Relationships to Other Record Types
The residues presented on the SEQRES records must agree with those found in the ATOM records. DBREF refers to the corresponding entry in the sequence databases. SEQADV lists all discrepancies between the entry's sequence for which there are coordinates and that referenced in the sequence database.

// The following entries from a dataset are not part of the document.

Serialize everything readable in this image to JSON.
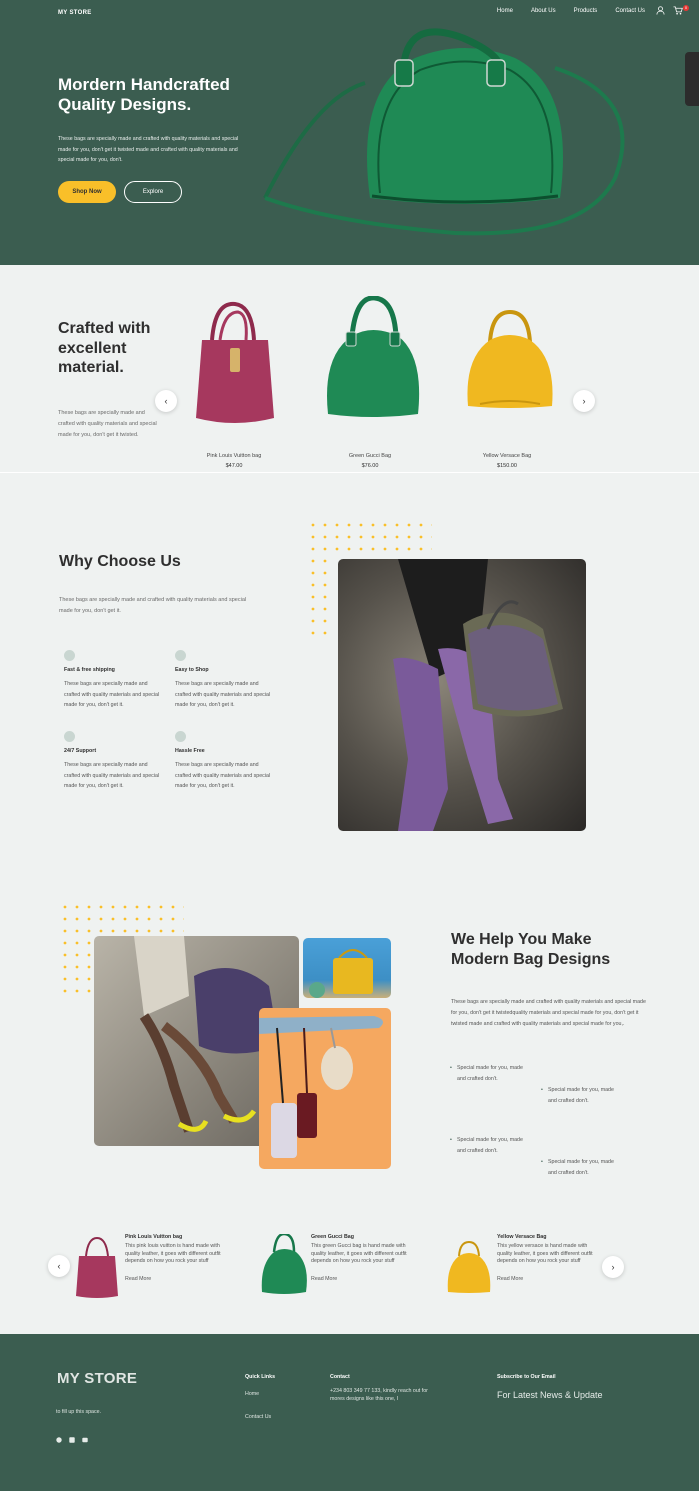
{
  "header": {
    "logo": "MY STORE",
    "nav": [
      "Home",
      "About Us",
      "Products",
      "Contact Us"
    ],
    "cart_count": "0"
  },
  "hero": {
    "title": "Mordern Handcrafted Quality Designs.",
    "description": "These bags are specially made and crafted with quality materials and special made for you, don't get it twisted made and crafted with quality materials and special made for you, don't.",
    "primary_button": "Shop Now",
    "secondary_button": "Explore"
  },
  "products_section": {
    "title": "Crafted with excellent material.",
    "description": "These bags are specially made and crafted with quality materials and special made for you, don't get it twisted.",
    "items": [
      {
        "name": "Pink Louis Vuitton bag",
        "price": "$47.00",
        "color": "#a6385e"
      },
      {
        "name": "Green Gucci Bag",
        "price": "$76.00",
        "color": "#1f8a55"
      },
      {
        "name": "Yellow Versace Bag",
        "price": "$150.00",
        "color": "#f0b820"
      }
    ]
  },
  "why": {
    "title": "Why Choose Us",
    "description": "These bags are specially made and crafted with quality materials and special made for you, don't get it.",
    "features": [
      {
        "title": "Fast & free shipping",
        "text": "These bags are specially made and crafted with quality materials and special made for you, don't get it."
      },
      {
        "title": "Easy to Shop",
        "text": "These bags are specially made and crafted with quality materials and special made for you, don't get it."
      },
      {
        "title": "24/7 Support",
        "text": "These bags are specially made and crafted with quality materials and special made for you, don't get it."
      },
      {
        "title": "Hassle Free",
        "text": "These bags are specially made and crafted with quality materials and special made for you, don't get it."
      }
    ]
  },
  "help": {
    "title": "We Help You Make Modern Bag Designs",
    "description": "These bags are specially made and crafted with quality materials and special made for you, don't get it twistedquality materials and special made for you, don't get it twisted made and crafted with quality materials and special made for you,.",
    "bullets": [
      "Special made for you, made and crafted don't.",
      "Special made for you, made and crafted don't.",
      "Special made for you, made and crafted don't.",
      "Special made for you, made and crafted don't."
    ]
  },
  "blog": {
    "read_more": "Read More",
    "items": [
      {
        "title": "Pink Louis Vuitton bag",
        "text": "This pink louis vuitton is hand made with quality leather, it goes with different outfit depends on how you rock your stuff"
      },
      {
        "title": "Green Gucci Bag",
        "text": "This green Gucci bag is hand made with quality leather, it goes with different outfit depends on how you rock your stuff"
      },
      {
        "title": "Yellow Versace Bag",
        "text": "This yellow versace is hand made with quality leather, it goes with different outfit depends on how you rock your stuff"
      }
    ]
  },
  "footer": {
    "logo": "MY STORE",
    "tagline": "to fill up this space.",
    "quick_links_title": "Quick Links",
    "links": [
      "Home",
      "Contact Us"
    ],
    "contact_title": "Contact",
    "contact_text": "+234 803 349 77 133, kindly reach out for mores designs like this one, I",
    "subscribe_title": "Subscribe to Our Email",
    "subscribe_text": "For Latest News & Update",
    "social_icons": [
      "github-icon",
      "linkedin-icon",
      "youtube-icon"
    ]
  },
  "colors": {
    "brand_green": "#3b5d50",
    "accent_yellow": "#f9bf29",
    "background": "#eff2f1"
  }
}
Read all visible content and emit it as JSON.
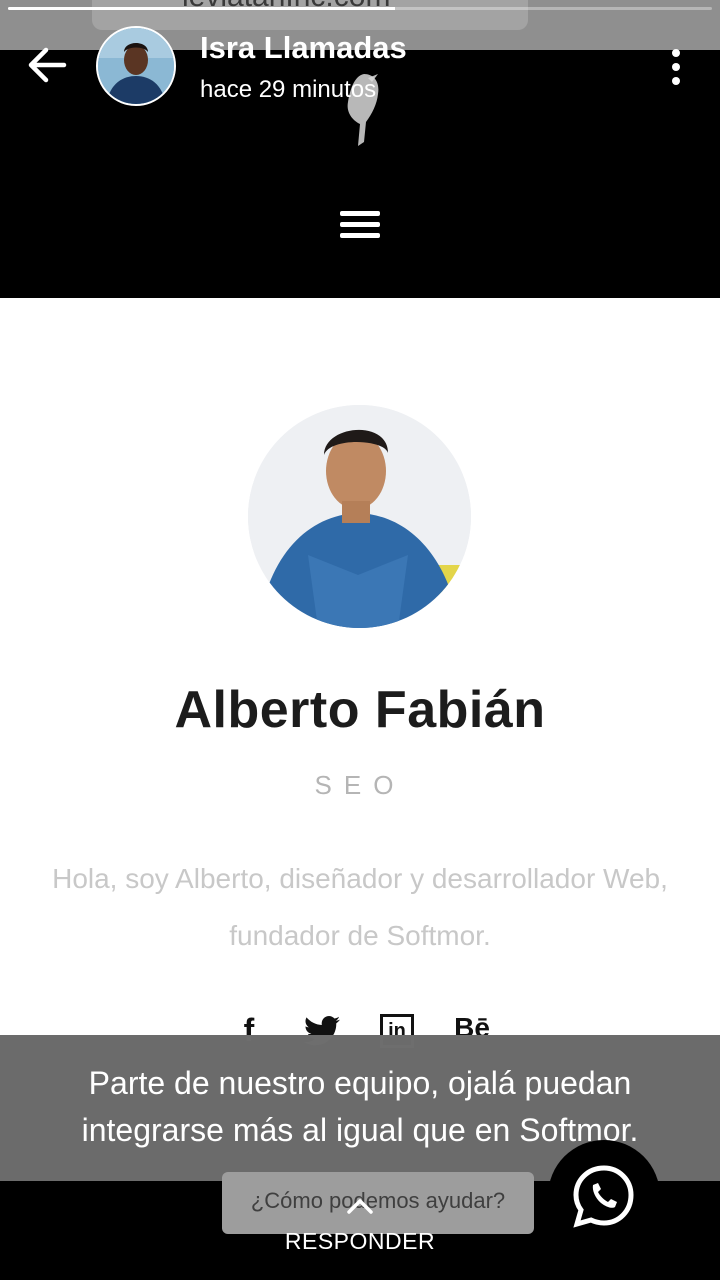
{
  "browser": {
    "url_text": "leviatanInc.com"
  },
  "story": {
    "progress": 0.55,
    "contact_name": "Isra Llamadas",
    "time_ago": "hace 29 minutos",
    "caption": "Parte de nuestro equipo, ojalá puedan integrarse más al igual que en Softmor.",
    "reply_label": "RESPONDER"
  },
  "website": {
    "profile_name": "Alberto Fabián",
    "profile_role": "SEO",
    "bio": "Hola, soy Alberto, diseñador y desarrollador Web, fundador de Softmor.",
    "social_icons": [
      "facebook-icon",
      "twitter-icon",
      "linkedin-icon",
      "behance-icon"
    ],
    "social_labels": {
      "facebook": "f",
      "linkedin": "in",
      "behance": "Bē"
    },
    "help_text": "¿Cómo podemos ayudar?"
  },
  "colors": {
    "header_bg": "#000000",
    "caption_bg": "#828282",
    "whatsapp": "#ffffff"
  }
}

MODRES describes modifications to a standard residue.
Example
1 2 3 4 5 6 7 1234567890123456789012345678901234567890123456789012345678901234567890 SEQRES 1 A 21 GLY ILE VAL GLU GLN CYS CYS THR SER ILE CYS SER LEU SEQRES 2 A 21 TYR GLN LEU GLU ASN TYR CYS ASN SEQRES 1 B 30 PHE VAL ASN GLN HIS LEU CYS GLY SER HIS LEU VAL GLU SEQRES 2 B 30 ALA LEU TYR LEU VAL CYS GLY GLU ARG GLY PHE PHE TYR SEQRES 3 B 30 THR PRO LYS ALA SEQRES 1 C 21 GLY ILE VAL GLU GLN CYS CYS THR SER ILE CYS SER LEU SEQRES 2 C 21 TYR GLN LEU GLU ASN TYR CYS ASN SEQRES 1 D 30 PHE VAL ASN GLN HIS LEU CYS GLY SER HIS LEU VAL GLU SEQRES 2 D 30 ALA LEU TYR LEU VAL CYS GLY GLU ARG GLY PHE PHE TYR SEQRES 3 D 30 THR PRO LYS ALA
Known Problems
Polysaccharides do not lend themselves to being represented in SEQRES.
There is no mechanism provided to describe sequence runs when the exact ordering of the sequence is not known.
For cyclic peptides, PDB arbitrarily assigns a residue as the N-terminus.
For microheterogeneity only one of the possible residues in a given position is provided in SEQRES.
No distinction is made between ribo- and deoxyribonucleotides in the SEQRES records. These residues are identified with the same residue name (i.e., A, C, G, T, U).